This is one of those cases where the appellate court sets aside its own previous reasoning. As far as I know, that doesn't actually count as overturning the previous decision... but it does create the sort of conflict that might inspire the Supreme Court to step in at some point. Until then... judges disagree.
So. Smoots was driving drunk, swerved into oncoming traffic, and caused a crash. The driver of the other car was seriously injured, and Smoot was eventually convicted of DUI, DUI per se (his BAC was .346), and vehicular assault. He appealed his conviction.
His argument about the vehicular assault charge was the sort of thing that'll make your brain hurt. He argued that his drunk driving wasn't the proximate cause of the accident because there could have been an intervening cause if the victim driver had been the one to swerve into his lane, and that the jury instructions presented a burden of proof that was too low. The short version of the appellate court's response is that fault isn't relevant for purposes of vehicular assault, the question is whether the defendant was driving drunk and this resulted in a crash. If the other driver were somehow grossly negligent, then that might be an affirmative defense (gross negligence is defined as abnormal human behavior that constitutes an extreme departure from the ordinary standard of care... meaning a lot worse than just drifting out of your lane). But even if the other driver is at fault (or could be at fault), the drunk driver can still be said to have caused the accident for purposes of this statute. And the jury instructions may not have been the best, but they were ok. So the vehicular assault condition stands.

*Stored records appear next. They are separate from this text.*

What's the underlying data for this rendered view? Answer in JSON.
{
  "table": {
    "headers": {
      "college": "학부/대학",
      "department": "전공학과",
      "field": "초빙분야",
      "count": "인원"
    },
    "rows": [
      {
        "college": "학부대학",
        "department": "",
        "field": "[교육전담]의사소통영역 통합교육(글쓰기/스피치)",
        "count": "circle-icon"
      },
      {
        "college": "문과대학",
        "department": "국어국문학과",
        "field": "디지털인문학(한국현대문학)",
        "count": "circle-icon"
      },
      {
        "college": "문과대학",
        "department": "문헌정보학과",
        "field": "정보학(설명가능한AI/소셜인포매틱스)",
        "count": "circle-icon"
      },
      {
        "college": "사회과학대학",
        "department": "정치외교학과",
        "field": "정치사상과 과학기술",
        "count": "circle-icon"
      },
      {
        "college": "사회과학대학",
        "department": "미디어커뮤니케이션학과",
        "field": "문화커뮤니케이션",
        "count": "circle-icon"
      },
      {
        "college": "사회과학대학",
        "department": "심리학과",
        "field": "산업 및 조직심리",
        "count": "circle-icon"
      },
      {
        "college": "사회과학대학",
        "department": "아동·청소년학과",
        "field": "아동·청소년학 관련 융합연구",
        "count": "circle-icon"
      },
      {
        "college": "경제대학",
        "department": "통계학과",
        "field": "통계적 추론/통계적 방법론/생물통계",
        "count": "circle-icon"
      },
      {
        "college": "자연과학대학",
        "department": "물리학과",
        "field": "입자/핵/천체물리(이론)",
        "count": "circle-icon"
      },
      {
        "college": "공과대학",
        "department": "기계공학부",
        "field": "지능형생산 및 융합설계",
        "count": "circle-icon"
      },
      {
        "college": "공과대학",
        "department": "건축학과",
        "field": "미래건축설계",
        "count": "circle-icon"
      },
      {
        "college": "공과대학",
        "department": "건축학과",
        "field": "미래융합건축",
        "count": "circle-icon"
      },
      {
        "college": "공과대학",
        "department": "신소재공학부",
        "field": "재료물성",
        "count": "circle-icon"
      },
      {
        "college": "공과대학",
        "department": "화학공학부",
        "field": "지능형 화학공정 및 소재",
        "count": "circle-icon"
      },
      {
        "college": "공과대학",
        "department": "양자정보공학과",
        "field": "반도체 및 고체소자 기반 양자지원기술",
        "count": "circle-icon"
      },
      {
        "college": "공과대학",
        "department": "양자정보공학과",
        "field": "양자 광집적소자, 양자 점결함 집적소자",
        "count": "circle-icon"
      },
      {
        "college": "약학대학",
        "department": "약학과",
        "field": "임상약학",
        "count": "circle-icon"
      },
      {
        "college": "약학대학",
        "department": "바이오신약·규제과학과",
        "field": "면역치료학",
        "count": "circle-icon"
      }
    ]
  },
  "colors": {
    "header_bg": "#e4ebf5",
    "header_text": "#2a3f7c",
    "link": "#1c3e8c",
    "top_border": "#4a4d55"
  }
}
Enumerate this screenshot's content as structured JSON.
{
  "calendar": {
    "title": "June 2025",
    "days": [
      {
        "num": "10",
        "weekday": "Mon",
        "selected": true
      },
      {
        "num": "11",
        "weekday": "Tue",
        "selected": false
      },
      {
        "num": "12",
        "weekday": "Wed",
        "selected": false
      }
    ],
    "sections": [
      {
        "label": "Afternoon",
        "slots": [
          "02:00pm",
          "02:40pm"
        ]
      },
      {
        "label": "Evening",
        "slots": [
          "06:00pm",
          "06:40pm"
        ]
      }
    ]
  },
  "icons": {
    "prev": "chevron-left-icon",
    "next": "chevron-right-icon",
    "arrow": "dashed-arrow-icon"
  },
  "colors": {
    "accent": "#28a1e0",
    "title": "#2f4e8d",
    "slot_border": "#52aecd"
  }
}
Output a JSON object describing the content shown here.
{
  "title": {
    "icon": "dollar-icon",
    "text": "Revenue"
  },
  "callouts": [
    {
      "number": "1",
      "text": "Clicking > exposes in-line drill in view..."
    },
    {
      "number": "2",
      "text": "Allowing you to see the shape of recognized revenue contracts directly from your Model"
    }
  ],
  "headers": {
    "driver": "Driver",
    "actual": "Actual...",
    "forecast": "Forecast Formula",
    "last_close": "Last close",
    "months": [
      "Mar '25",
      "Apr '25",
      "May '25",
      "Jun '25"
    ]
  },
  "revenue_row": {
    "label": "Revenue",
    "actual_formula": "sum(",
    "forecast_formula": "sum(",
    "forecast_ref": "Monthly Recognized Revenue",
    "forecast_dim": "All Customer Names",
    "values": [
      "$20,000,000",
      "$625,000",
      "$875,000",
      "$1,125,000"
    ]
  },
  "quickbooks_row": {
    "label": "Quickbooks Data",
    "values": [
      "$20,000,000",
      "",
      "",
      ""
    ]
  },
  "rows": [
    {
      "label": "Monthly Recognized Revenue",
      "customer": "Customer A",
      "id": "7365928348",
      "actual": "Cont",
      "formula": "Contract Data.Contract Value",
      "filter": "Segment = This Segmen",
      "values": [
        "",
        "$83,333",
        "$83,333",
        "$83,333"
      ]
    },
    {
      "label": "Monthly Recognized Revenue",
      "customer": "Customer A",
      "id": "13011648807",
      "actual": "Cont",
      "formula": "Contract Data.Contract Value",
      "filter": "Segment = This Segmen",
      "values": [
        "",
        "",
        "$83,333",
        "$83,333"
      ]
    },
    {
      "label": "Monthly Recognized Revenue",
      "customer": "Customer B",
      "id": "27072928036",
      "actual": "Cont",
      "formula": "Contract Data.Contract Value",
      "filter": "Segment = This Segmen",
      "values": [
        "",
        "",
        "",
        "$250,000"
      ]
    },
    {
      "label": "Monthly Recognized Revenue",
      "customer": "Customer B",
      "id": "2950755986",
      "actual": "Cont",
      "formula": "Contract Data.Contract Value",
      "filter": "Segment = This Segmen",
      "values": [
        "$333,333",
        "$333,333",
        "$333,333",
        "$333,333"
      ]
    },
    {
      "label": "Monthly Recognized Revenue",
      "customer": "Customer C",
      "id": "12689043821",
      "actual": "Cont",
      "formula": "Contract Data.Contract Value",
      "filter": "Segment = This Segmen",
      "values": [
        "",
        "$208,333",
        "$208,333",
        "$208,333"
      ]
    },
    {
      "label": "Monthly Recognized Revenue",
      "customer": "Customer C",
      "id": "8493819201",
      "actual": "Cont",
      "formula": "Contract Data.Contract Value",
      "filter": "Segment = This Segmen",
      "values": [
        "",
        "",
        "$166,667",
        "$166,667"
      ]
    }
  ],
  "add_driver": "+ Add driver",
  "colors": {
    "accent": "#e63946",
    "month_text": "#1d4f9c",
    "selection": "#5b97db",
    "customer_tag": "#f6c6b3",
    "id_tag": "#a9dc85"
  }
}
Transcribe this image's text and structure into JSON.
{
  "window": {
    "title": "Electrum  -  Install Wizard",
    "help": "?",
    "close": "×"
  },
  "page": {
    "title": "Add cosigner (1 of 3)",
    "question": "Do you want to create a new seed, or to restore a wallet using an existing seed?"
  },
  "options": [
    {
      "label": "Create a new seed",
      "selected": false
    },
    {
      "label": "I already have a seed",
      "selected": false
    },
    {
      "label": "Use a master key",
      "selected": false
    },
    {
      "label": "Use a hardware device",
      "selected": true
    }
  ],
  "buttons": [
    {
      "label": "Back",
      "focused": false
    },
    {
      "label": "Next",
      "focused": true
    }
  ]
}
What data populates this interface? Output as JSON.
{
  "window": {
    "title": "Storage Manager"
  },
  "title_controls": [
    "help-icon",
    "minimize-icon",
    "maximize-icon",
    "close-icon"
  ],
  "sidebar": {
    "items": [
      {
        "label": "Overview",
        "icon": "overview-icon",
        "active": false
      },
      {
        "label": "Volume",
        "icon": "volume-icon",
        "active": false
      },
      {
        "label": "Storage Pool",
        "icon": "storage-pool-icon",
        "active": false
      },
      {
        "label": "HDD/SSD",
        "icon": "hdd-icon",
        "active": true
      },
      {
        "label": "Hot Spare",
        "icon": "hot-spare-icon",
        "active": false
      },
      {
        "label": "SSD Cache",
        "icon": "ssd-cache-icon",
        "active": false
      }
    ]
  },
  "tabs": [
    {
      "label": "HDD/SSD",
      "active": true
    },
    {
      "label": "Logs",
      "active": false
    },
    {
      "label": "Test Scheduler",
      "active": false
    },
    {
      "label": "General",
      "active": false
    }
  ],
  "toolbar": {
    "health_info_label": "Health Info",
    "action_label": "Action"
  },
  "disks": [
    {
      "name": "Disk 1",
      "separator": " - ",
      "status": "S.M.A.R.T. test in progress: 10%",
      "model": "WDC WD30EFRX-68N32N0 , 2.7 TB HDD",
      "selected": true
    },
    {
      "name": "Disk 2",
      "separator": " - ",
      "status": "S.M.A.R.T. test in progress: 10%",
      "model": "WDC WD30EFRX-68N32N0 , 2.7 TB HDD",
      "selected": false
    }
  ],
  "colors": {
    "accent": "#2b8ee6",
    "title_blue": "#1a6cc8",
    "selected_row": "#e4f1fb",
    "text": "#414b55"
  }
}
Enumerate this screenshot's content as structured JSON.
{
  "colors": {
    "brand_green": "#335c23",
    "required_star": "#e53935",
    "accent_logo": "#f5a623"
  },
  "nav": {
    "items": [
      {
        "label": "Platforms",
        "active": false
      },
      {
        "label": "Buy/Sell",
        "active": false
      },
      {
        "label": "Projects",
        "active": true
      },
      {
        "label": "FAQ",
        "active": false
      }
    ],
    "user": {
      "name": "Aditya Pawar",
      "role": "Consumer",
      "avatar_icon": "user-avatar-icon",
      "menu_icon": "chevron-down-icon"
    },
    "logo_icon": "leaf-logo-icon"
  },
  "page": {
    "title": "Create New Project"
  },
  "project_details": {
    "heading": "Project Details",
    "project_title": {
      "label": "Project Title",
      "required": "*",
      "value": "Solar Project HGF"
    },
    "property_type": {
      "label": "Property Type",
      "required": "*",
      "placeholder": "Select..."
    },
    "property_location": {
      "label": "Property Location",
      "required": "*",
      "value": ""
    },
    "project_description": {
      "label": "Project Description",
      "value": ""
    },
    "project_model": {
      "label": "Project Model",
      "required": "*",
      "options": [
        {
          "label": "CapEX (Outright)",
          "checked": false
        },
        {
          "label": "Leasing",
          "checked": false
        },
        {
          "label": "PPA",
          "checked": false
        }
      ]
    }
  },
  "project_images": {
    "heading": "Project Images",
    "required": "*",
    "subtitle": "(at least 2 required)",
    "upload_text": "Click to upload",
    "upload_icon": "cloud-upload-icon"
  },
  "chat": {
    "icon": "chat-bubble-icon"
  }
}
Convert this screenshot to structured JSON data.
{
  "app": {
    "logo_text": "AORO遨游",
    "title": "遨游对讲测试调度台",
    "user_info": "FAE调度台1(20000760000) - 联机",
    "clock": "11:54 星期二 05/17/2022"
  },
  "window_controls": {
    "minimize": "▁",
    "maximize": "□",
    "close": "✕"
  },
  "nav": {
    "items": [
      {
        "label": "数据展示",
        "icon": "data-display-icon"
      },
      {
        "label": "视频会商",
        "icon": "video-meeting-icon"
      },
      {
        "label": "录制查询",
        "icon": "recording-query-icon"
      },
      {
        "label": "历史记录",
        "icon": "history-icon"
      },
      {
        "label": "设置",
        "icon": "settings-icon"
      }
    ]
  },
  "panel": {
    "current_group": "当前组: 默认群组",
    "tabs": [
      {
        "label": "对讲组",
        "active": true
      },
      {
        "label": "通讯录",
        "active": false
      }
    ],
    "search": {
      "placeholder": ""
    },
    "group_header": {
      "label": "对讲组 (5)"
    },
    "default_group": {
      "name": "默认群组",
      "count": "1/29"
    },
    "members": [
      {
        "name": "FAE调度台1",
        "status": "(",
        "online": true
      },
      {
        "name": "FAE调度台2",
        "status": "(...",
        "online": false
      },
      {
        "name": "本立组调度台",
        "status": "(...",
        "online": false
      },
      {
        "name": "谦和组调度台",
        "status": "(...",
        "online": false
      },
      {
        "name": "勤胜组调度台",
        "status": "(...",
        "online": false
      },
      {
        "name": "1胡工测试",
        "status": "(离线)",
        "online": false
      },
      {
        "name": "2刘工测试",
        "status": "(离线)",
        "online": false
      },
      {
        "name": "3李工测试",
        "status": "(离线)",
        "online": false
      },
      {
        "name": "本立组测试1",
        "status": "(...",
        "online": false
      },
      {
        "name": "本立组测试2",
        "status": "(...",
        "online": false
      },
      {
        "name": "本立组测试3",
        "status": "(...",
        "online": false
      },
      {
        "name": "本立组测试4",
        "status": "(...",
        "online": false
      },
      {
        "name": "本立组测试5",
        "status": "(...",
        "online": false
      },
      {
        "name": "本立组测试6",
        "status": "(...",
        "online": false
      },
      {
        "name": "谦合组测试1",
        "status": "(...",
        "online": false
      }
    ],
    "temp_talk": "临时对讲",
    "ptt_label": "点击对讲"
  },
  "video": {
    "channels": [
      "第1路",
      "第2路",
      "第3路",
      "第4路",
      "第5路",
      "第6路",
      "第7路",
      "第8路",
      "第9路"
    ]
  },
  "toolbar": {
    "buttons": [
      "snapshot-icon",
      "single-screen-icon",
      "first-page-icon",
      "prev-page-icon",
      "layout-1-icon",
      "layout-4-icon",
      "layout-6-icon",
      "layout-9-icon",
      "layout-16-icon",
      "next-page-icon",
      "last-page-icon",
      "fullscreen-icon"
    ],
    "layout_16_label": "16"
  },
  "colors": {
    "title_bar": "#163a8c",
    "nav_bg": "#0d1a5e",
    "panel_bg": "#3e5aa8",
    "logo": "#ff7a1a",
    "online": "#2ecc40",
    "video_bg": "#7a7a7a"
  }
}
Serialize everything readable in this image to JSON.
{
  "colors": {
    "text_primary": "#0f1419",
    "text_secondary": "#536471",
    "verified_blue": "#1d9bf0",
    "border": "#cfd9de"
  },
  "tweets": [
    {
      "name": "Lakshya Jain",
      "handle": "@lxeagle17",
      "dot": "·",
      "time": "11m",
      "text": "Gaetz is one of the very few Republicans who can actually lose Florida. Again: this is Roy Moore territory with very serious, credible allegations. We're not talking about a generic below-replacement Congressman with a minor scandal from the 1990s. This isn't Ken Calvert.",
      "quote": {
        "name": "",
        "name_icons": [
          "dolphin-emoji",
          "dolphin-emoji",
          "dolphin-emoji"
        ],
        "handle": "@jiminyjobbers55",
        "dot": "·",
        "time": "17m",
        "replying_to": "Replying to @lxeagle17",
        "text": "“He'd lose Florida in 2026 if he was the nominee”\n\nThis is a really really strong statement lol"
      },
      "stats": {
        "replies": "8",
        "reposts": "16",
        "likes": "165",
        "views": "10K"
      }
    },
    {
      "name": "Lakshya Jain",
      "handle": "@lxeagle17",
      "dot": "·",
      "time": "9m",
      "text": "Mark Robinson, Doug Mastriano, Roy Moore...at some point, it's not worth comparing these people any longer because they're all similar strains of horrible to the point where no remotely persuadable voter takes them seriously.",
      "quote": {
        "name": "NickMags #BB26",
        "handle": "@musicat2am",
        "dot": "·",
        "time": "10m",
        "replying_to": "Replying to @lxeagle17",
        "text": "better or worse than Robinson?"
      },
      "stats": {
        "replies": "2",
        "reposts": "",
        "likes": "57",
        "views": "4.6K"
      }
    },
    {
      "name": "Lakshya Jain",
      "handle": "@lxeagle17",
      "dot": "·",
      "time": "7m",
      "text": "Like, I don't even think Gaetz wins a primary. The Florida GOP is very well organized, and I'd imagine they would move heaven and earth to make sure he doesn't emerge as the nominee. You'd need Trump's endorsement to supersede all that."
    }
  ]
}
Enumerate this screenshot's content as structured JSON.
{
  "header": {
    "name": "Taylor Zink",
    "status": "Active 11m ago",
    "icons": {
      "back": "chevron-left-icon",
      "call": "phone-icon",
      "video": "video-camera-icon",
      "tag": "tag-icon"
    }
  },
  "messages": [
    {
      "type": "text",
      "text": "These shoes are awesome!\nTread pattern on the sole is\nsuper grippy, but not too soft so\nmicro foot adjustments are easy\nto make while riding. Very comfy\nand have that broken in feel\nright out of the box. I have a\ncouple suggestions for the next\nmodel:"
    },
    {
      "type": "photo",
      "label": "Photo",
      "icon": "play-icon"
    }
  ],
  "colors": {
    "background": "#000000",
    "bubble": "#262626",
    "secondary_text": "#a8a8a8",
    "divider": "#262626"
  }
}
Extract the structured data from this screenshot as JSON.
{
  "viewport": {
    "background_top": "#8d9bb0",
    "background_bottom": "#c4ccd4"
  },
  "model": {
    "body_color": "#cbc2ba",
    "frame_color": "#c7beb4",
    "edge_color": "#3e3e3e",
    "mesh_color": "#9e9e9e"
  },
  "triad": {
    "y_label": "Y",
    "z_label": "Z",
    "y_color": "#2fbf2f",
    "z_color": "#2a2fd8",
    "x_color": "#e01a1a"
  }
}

The DUI per se conviction also stands, but the DUI conviction... acknowledging that another division of the court had recently held that DUI is not a lesser included offense of vehicular assault, this division now held that it is. In Medrano-Bustamante, the court had held that because each statute relies on slightly different definitions of motor vehicle, the elements are distinct and so are the offenses. In Smoots, the court now has held that this would be an issue if we were talking about behavior that potentially met one definition but not the other (like driving a boat whilst drunk and hurting someone, which would meet the vehicle definition for vehicular assault but not the one for DUI), but since the behavior in this case meets the definition of motor vehicle use by each statute, the elements are now identical and therefore DUI is a lesser included offense of vehicular assault.
I guess it doesn't really matter much for our purposes, since we can still charge both offenses. One of them would have to be dropped before conviction in order to comply with this decision, but that's something for prosecutors to worry about.